LHOKSEUMAWE – Kekacauan demi kekacauan terus mencuat di tubuh RS Arun Lhokseumawe. Dugaan kelalaian dan penyalahgunaan wewenang manajemen rumah sakit milik pemerintah ini seolah tak berujung. Mulai dari tidak disetorkannya iuran BPJS Ketenagakerjaan, visum ganda, kekurangan obat-obatan, hingga pemindahan karyawan secara sepihak semuanya mencerminkan carut-marutnya sistem dan lemahnya pengawasan internal, Selasa (6 Mei 2025).

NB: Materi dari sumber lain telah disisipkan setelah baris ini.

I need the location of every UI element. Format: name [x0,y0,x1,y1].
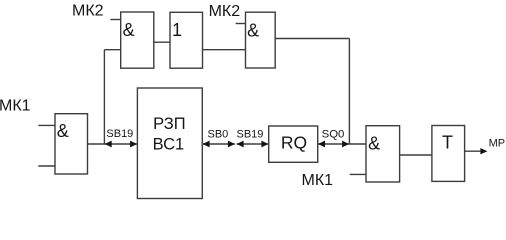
svg-text:ВС1: ВС1 [153,135,185,153]
svg-text:1: 1 [172,20,182,40]
svg-text:&: & [368,134,380,154]
svg-text:МК2: МК2 [72,3,104,20]
svg-text:&: & [123,20,135,40]
svg-text:МК1: МК1 [302,172,334,189]
svg-text:МК1: МК1 [0,97,31,114]
svg-text:RQ: RQ [281,133,307,153]
svg-text:&: & [247,21,259,41]
svg-text:&: & [57,121,69,141]
svg-text:SB0: SB0 [208,128,229,140]
svg-text:РЗП: РЗП [153,115,185,133]
svg-text:SB19: SB19 [106,128,133,140]
svg-text:SB19: SB19 [237,128,264,140]
svg-text:МР: МР [489,137,506,149]
svg-text:МК2: МК2 [209,3,241,20]
svg-text:SQ0: SQ0 [322,128,345,140]
svg-text:T: T [442,133,453,153]
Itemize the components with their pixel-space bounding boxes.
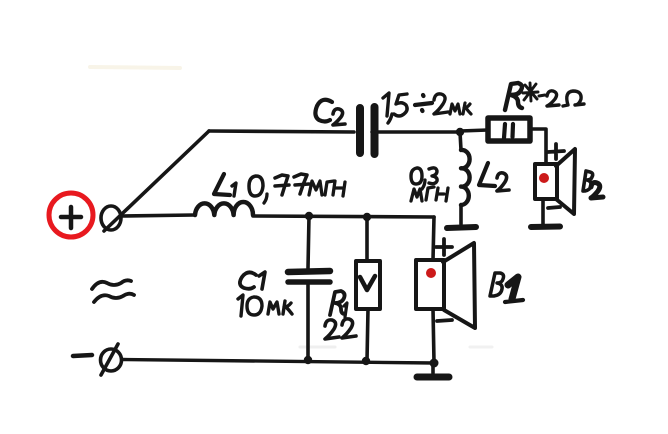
AC tilde lower [94, 294, 134, 302]
junction dot bottom B1 [430, 359, 439, 368]
label B2 [583, 171, 593, 191]
capacitor C1 plates [288, 271, 330, 272]
junction dot bottom C1 [304, 356, 312, 364]
resistor R1 box [356, 261, 380, 309]
wire middle rail L1 to corner [253, 216, 434, 217]
node A junction dot [456, 128, 464, 136]
label L2 [479, 163, 495, 186]
speaker B1 horn [443, 243, 475, 328]
smudge bottom-right [470, 346, 492, 349]
wire stub to ground [431, 363, 435, 373]
speaker B1 box [416, 260, 444, 309]
ground main [417, 374, 449, 381]
B1 minus [437, 320, 452, 321]
B2 minus [548, 207, 560, 208]
minus terminal dash [73, 355, 92, 356]
resistor R* inner marks [504, 124, 513, 138]
B2 plus [548, 144, 564, 159]
label R* 2 Ohm [505, 83, 522, 110]
label 10мк [238, 295, 243, 316]
label 0,3 МГН [411, 168, 422, 184]
resistor R1 inner check [360, 276, 375, 290]
label R1 [330, 291, 345, 315]
input terminal top (circle) [101, 206, 121, 230]
ground under B2 [531, 224, 560, 231]
inductor L1 [195, 202, 253, 215]
node C junction dot [363, 213, 371, 221]
input terminal bottom (circle) [101, 349, 122, 371]
junction dot bottom R1 [362, 357, 370, 365]
speaker B2 red dot [539, 173, 549, 183]
input terminal bottom slash [101, 344, 118, 375]
wire C2 to node A [372, 130, 460, 134]
speaker B2 horn [556, 149, 575, 214]
smudge bottom-left [300, 346, 335, 349]
label B1 [490, 273, 504, 296]
node B junction dot [305, 212, 313, 220]
wire corner down to B1 [433, 217, 434, 260]
speaker B1 red dot [426, 268, 436, 278]
resistor R1 wire bottom [367, 309, 368, 361]
label 22 [325, 320, 339, 339]
label C2 [315, 100, 332, 122]
label 1,5÷2мк [383, 93, 389, 116]
speaker B2 box [535, 164, 557, 199]
inductor L2 [460, 132, 461, 150]
wire B1 to bottom rail [433, 309, 434, 362]
smudge top-left [90, 67, 180, 68]
plus sign in red circle [61, 207, 81, 228]
wire resistor to B2 [530, 129, 546, 164]
wire diagonal from + terminal up to top rail [104, 131, 209, 231]
resistor R1 wire top [365, 217, 369, 261]
ground under L2 [447, 227, 476, 228]
capacitor C1 wire bottom [306, 284, 310, 360]
capacitor C1 wire top [308, 216, 309, 268]
capacitor C2 plates [360, 107, 375, 154]
wire node A to resistor [460, 130, 488, 131]
plus terminal red circle [49, 193, 93, 237]
wire B2 to ground [541, 199, 545, 225]
label L1 0,77МГН [214, 174, 230, 195]
AC tilde upper [92, 280, 131, 289]
wire middle rail from terminal to L1 [121, 215, 194, 216]
label C1 [240, 272, 256, 288]
B1 plus [436, 239, 452, 255]
wire bottom rail [122, 360, 434, 364]
wire top rail to C2 [209, 131, 354, 132]
resistor R* box [488, 118, 530, 141]
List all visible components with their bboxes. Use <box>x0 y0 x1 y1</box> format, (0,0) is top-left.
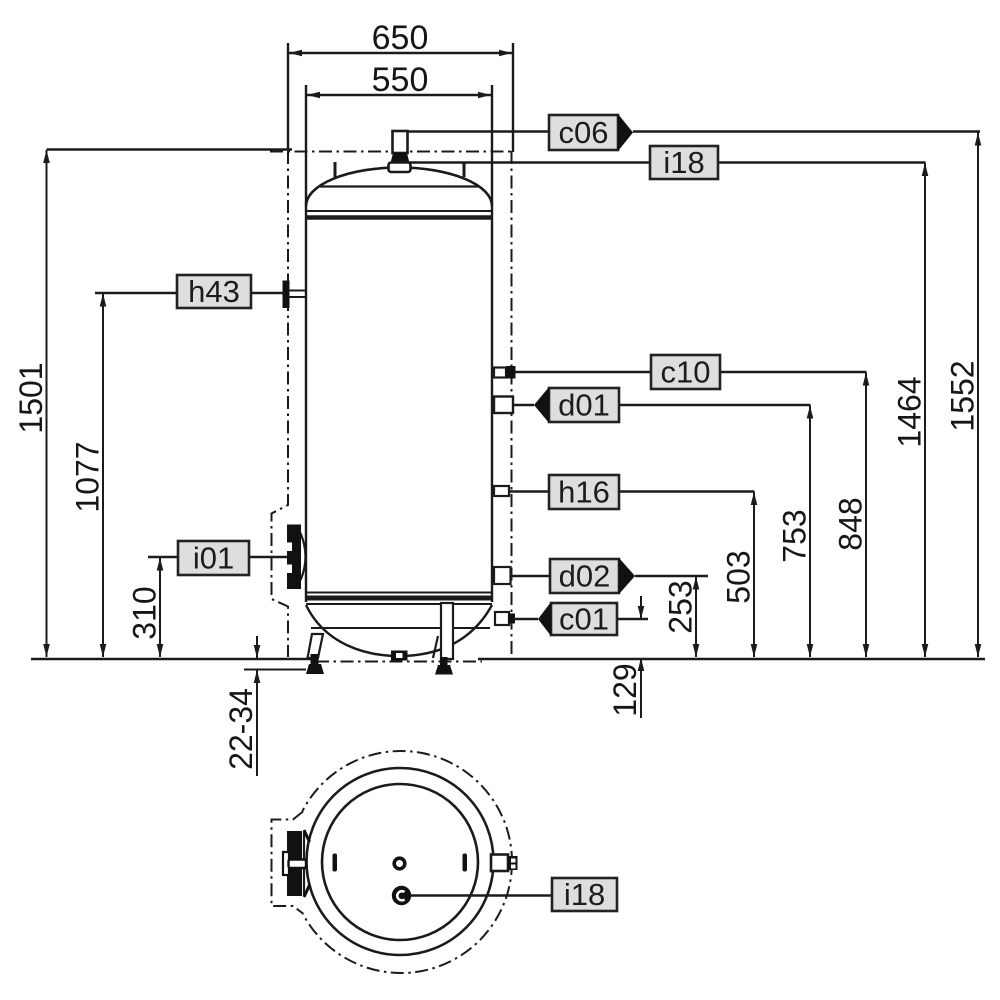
bottom dish knuckle line <box>311 627 490 629</box>
bottom dish <box>306 605 492 656</box>
leader d02 <box>511 575 708 577</box>
bottom seam thin <box>306 592 492 594</box>
svg-text:753: 753 <box>777 509 813 562</box>
svg-text:c01: c01 <box>559 602 609 637</box>
tank left wall <box>305 203 307 602</box>
svg-text:848: 848 <box>833 497 869 550</box>
leader c06 <box>407 130 980 132</box>
svg-text:c06: c06 <box>559 115 609 150</box>
svg-text:i01: i01 <box>193 541 234 576</box>
dimension 22-34 <box>223 636 306 776</box>
svg-text:503: 503 <box>721 550 757 603</box>
svg-text:650: 650 <box>372 19 429 57</box>
leader c10 <box>515 371 867 373</box>
leader i18 top <box>409 161 926 163</box>
top view i18 fitting circle <box>392 886 411 905</box>
svg-text:i18: i18 <box>564 877 605 912</box>
leader h43 <box>95 292 284 294</box>
dimension 129 <box>607 596 644 718</box>
tank dome top <box>306 168 492 207</box>
lifting lug left <box>334 162 337 177</box>
dimension 503 <box>721 492 758 657</box>
dimension 1077 <box>70 294 107 658</box>
svg-text:c10: c10 <box>661 355 711 390</box>
top view insulation chain circle <box>290 751 512 973</box>
dimension 310 <box>127 558 164 658</box>
svg-text:253: 253 <box>663 580 699 633</box>
label i18 bottom <box>552 877 617 912</box>
label c06 <box>549 114 633 151</box>
dome seam line <box>320 185 478 187</box>
label c10 <box>651 355 720 390</box>
dimension 1552 <box>945 133 982 658</box>
c01 fitting <box>495 612 515 625</box>
label d02 <box>550 558 635 594</box>
top view side fitting 3 oclock <box>491 855 518 872</box>
right foot <box>435 657 453 675</box>
patch hiding chain arc at handhole <box>256 811 303 914</box>
floor chain line under tank <box>316 661 482 663</box>
top view lug mark left <box>333 854 338 872</box>
svg-text:d01: d01 <box>558 388 610 423</box>
svg-text:129: 129 <box>607 663 643 716</box>
svg-text:1077: 1077 <box>70 441 106 512</box>
label d01 <box>534 387 619 423</box>
svg-text:1552: 1552 <box>945 360 981 431</box>
svg-text:550: 550 <box>372 61 429 99</box>
insulation top chain line <box>270 151 512 153</box>
label c01 <box>538 602 617 637</box>
label i01 <box>178 541 249 576</box>
d01 fitting <box>494 397 513 414</box>
dimension 753 <box>777 406 814 658</box>
top view tank inner circle <box>322 784 478 940</box>
svg-text:22-34: 22-34 <box>223 688 259 770</box>
svg-text:1501: 1501 <box>13 362 49 433</box>
top view handhole chain bump <box>272 812 304 914</box>
dimension 253 <box>663 577 700 658</box>
insulation jacket chain outline left (with handhole bump) <box>272 151 289 657</box>
leader c01 <box>514 618 648 620</box>
bottom seam band <box>306 596 492 601</box>
label h43 <box>177 274 251 309</box>
svg-text:d02: d02 <box>559 559 611 594</box>
i01 handhole flange <box>287 525 306 590</box>
ground baseline right <box>478 658 985 661</box>
svg-text:1464: 1464 <box>892 376 928 447</box>
svg-text:h16: h16 <box>558 475 610 510</box>
dimension 848 <box>833 373 870 658</box>
top view tank outer circle <box>307 768 494 955</box>
lifting lug right <box>463 162 466 177</box>
label h16 <box>549 475 619 510</box>
bottom seam lower line <box>306 603 492 605</box>
drain fitting bottom center <box>391 651 408 661</box>
top nipple fitting <box>389 131 411 172</box>
left leg <box>308 634 324 658</box>
dimension 1501 <box>13 150 50 657</box>
dimension 550 <box>306 61 492 204</box>
reference line top (1501 level) <box>47 148 293 150</box>
d02 fitting <box>494 567 511 584</box>
svg-text:i18: i18 <box>663 145 704 180</box>
right leg <box>433 603 453 659</box>
svg-text:310: 310 <box>127 586 163 639</box>
svg-text:h43: h43 <box>188 274 240 309</box>
leader i18 bottom <box>410 894 552 896</box>
top view center vent circle <box>394 858 405 869</box>
h43 nozzle <box>283 281 307 309</box>
h16 fitting <box>494 486 509 496</box>
tank right wall <box>491 203 493 602</box>
leader i01 <box>148 556 288 558</box>
dimension 650 <box>288 19 513 152</box>
dimension 1464 <box>892 163 929 657</box>
leader h16 <box>509 490 755 492</box>
c10 fitting <box>494 366 516 379</box>
leader d01 <box>513 404 811 406</box>
top view handhole flange <box>283 830 310 897</box>
insulation jacket chain outline right <box>511 151 513 657</box>
ground baseline left <box>31 658 313 661</box>
top view lug mark right <box>463 854 468 872</box>
label i18 top <box>650 145 718 180</box>
left foot <box>306 654 324 674</box>
shoulder seam band <box>306 215 492 220</box>
shoulder seam thin <box>306 210 492 212</box>
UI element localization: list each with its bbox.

Sumber terpercaya media ini mengungkapkan, seorang karyawan dari bagian keamanan yang mencoba meminta slip gaji usai viralnya pemberitaan dugaan penyimpangan, justru mendapat jawaban tak masuk akal. “Komputer sedang error,” ujar manajemen RS Arun kepada karyawan tersebut.
Tak berselang lama, karyawan yang bersangkutan justru dipindah tugaskan tanpa prosedur jelas dan hampir dipecat. Ironisnya, setelah ayah karyawan tersebut menghadap langsung Direktur PT RS Arun Medica, keputusan pemindahan itu langsung dibatalkan. Karyawan itu dikembalikan ke posisi awal. Sebuah drama penuh teka-teki yang lebih mirip permainan di taman kanak-kanak daripada pengelolaan institusi kesehatan profesional.
Kondisi ini semakin memperkuat dugaan adanya intervensi pihak luar dan kepentingan politik dalam pengelolaan RS Arun. Lemahnya pengawasan membuat ruang manuver bagi "orang dalam" (ordal) dan oknum berkepentingan semakin leluasa.
Pewarta media ini telah berupaya melakukan konfirmasi kepada pihak manajemen. Salah satu pejabat rumah sakit, Agustina, tidak merespons panggilan telepon dan memilih memblokir nomor pewarta di WhatsApp. Upaya konfirmasi kepada Racmani dari bidang BPJS juga nihil hasil panggilan tidak diangkat, pesan terbaca tapi tak dibalas. Ara dari bidang keuangan pun memilih bungkam.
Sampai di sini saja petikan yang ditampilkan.